Muitos pais, desejosos em ver seus filhos bem encaminhados na vida, acabam por sobrecarregá-los com cobranças intermináveis. Críticas permanentes são uma forma de violência psicológica. A criança que é muito criticada pelos pais, sendo raramente valorizada pelos seus acertos, desenvolve dentro de si a ideia de que não é aprovada por aqueles a quem mais ama, se tornando insegura, com medo de encarar desafios e enfrentar a vida (CUNHA, 2004).

O amor incondicional é um pré-requisito para que o ser humano ame a si mesmo. Mas o que é o amor incondicional? É amar sem impor condições. É gostar de alguém pelo que é e não pelo que faz. Amar incondicionalmente é amar apesar das falhas do outro.

Apesar de amarem muito os filhos, alguns pais somente demonstram este amor quando os mesmos conseguem se sobressair em alguma tarefa. A demonstração do amor fica condicionada ao que a criança é capaz de realizar. Essa forma de agir é muito comum em nossa sociedade apesar de ser profundamente nociva para a criança que passa a acreditar que seus pais só a amarão se conseguirem bons resultados em suas atividades.

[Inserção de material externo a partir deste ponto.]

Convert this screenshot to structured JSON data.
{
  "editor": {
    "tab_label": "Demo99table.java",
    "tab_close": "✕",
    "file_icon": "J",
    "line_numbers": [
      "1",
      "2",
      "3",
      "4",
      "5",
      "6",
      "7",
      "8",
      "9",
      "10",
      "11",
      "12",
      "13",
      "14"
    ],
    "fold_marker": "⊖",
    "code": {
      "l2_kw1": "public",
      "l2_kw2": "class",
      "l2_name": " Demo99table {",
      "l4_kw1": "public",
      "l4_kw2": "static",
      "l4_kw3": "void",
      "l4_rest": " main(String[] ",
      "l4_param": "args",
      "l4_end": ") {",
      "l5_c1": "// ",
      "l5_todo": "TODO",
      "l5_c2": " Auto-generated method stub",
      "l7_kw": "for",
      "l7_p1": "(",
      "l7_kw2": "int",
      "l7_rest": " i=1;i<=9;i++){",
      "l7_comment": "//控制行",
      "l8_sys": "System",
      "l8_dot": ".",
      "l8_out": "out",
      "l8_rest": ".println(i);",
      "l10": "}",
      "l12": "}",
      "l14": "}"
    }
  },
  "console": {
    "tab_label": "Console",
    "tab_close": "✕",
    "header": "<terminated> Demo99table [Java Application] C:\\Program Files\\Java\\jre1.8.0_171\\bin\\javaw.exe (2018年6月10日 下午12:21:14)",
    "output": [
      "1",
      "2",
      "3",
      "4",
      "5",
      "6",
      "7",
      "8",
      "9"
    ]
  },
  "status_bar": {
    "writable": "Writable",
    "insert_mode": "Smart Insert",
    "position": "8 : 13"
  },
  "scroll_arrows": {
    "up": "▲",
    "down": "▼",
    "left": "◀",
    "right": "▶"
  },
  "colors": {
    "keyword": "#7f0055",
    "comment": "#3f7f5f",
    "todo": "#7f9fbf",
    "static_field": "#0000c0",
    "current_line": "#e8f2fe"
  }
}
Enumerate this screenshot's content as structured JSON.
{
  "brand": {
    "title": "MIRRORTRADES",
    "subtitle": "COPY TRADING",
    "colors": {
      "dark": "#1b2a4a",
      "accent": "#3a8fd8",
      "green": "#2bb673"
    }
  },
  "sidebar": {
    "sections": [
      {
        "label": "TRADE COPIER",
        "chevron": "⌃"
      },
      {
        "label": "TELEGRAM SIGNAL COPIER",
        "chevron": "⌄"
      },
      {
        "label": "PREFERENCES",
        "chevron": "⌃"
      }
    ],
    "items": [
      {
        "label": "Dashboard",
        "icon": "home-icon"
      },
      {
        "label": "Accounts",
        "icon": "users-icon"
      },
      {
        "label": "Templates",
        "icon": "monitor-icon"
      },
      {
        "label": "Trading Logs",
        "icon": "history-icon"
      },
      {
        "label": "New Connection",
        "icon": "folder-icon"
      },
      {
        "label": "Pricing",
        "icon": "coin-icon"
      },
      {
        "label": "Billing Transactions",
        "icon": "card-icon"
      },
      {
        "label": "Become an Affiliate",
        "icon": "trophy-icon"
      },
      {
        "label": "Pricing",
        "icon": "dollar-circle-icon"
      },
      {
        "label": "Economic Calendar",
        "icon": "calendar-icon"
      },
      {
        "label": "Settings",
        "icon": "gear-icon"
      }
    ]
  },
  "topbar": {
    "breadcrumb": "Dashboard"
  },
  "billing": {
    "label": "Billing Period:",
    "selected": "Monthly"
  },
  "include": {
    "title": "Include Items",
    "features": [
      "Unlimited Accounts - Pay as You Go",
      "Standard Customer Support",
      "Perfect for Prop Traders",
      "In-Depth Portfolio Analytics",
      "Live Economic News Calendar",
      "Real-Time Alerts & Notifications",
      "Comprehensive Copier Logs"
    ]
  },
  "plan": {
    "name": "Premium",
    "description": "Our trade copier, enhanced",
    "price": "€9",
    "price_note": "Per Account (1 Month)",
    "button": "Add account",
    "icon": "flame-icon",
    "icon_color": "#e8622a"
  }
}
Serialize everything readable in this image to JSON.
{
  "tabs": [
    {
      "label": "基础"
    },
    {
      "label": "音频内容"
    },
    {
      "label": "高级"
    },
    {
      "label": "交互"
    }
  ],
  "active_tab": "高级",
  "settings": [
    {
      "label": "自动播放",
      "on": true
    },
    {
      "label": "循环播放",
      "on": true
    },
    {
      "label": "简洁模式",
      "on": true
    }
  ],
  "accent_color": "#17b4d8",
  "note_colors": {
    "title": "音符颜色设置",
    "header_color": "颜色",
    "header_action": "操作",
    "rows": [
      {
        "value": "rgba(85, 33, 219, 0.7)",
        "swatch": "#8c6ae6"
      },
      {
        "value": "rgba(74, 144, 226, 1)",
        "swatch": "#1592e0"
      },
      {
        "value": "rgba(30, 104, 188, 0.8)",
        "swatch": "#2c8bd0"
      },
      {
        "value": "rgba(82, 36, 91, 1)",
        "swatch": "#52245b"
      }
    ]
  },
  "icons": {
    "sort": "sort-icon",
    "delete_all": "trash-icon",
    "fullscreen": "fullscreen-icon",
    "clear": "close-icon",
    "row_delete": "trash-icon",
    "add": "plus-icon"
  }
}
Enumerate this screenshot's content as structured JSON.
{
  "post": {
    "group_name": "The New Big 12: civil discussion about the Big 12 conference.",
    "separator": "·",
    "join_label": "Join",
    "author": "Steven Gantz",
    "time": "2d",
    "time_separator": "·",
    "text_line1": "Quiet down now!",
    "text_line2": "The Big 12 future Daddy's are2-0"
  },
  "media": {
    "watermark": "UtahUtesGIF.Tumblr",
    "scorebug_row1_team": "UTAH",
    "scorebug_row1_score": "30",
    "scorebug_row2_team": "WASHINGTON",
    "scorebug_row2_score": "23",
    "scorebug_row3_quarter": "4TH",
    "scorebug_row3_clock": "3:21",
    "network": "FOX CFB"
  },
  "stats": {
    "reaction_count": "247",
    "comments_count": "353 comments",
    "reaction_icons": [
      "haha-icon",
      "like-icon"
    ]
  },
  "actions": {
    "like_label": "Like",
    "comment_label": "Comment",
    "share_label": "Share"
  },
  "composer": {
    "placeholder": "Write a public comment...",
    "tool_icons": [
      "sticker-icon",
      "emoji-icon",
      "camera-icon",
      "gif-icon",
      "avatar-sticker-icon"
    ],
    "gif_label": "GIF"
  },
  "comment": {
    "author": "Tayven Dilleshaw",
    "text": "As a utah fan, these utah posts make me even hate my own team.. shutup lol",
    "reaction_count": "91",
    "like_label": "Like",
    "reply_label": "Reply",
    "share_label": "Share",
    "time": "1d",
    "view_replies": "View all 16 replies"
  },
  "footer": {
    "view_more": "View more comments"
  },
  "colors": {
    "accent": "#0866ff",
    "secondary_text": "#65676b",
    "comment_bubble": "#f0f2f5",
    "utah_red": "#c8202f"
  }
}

Uma criança que só recebe amor de forma condicional terá muita dificuldade de amar e apoiar a si mesma quando cometer algum erro. Além disso, ela desenvolverá sentimentos de inferioridade que sufocarão seu amor próprio e autoestima (AZEVEDO; GUERRA, 2007).

Outro “sintoma” de violência psicológica é evidenciado pela falta de prioridade que os pais dão aos filhos. As crianças medem a importância que têm para seus pais através do grau de atenção que recebem deles. A sobrecarga de compromissos assumidos pelos pais os transforma em figuras inatingíveis para seus filhos, que se sentem rejeitados e com um profundo sentimento de desamparo. Tão importante quanto dedicar tempo para os filhos é observar a qualidade desse tempo. De nada adianta o pai passar o final de semana em casa distraído diante da televisão ou lendo um livro o dia inteiro. Às vezes é mais produtivo disponibilizar meia hora de atenção concentrada para o filho do que passar o dia inteiro dentro de casa absorvido com atividades domésticas.

Outra modalidade de violência psicológica (e talvez a mais perniciosa) é a cobrança exagerada de alguns pais, na tentativa de forjar “filhos modelos”. Assim, acabam sendo extremamente exigentes e levando a criança e/ou o adolescente a abandonar seus sonhos para vivenciar as expectativas dos pais. Sem perceber, alguns pais acabam projetando para os filhos coisas que eles próprios não conseguiram realizar em suas vidas.

A comparação de desempenho entre os filhos também se caracteriza como uma forma de violência psicológica, que causa constrangimento e insegurança nos filhos. Além disso, cria a cultura de competitividade dentro do lar.

Conforme explicitado, a violência psicológica está, via de regra, presente nas relações pai-mãe-filho-filha, seja através de chantagem emocional, da coerção psicológica, da imposição da vontade adulta contra os desejos da criança.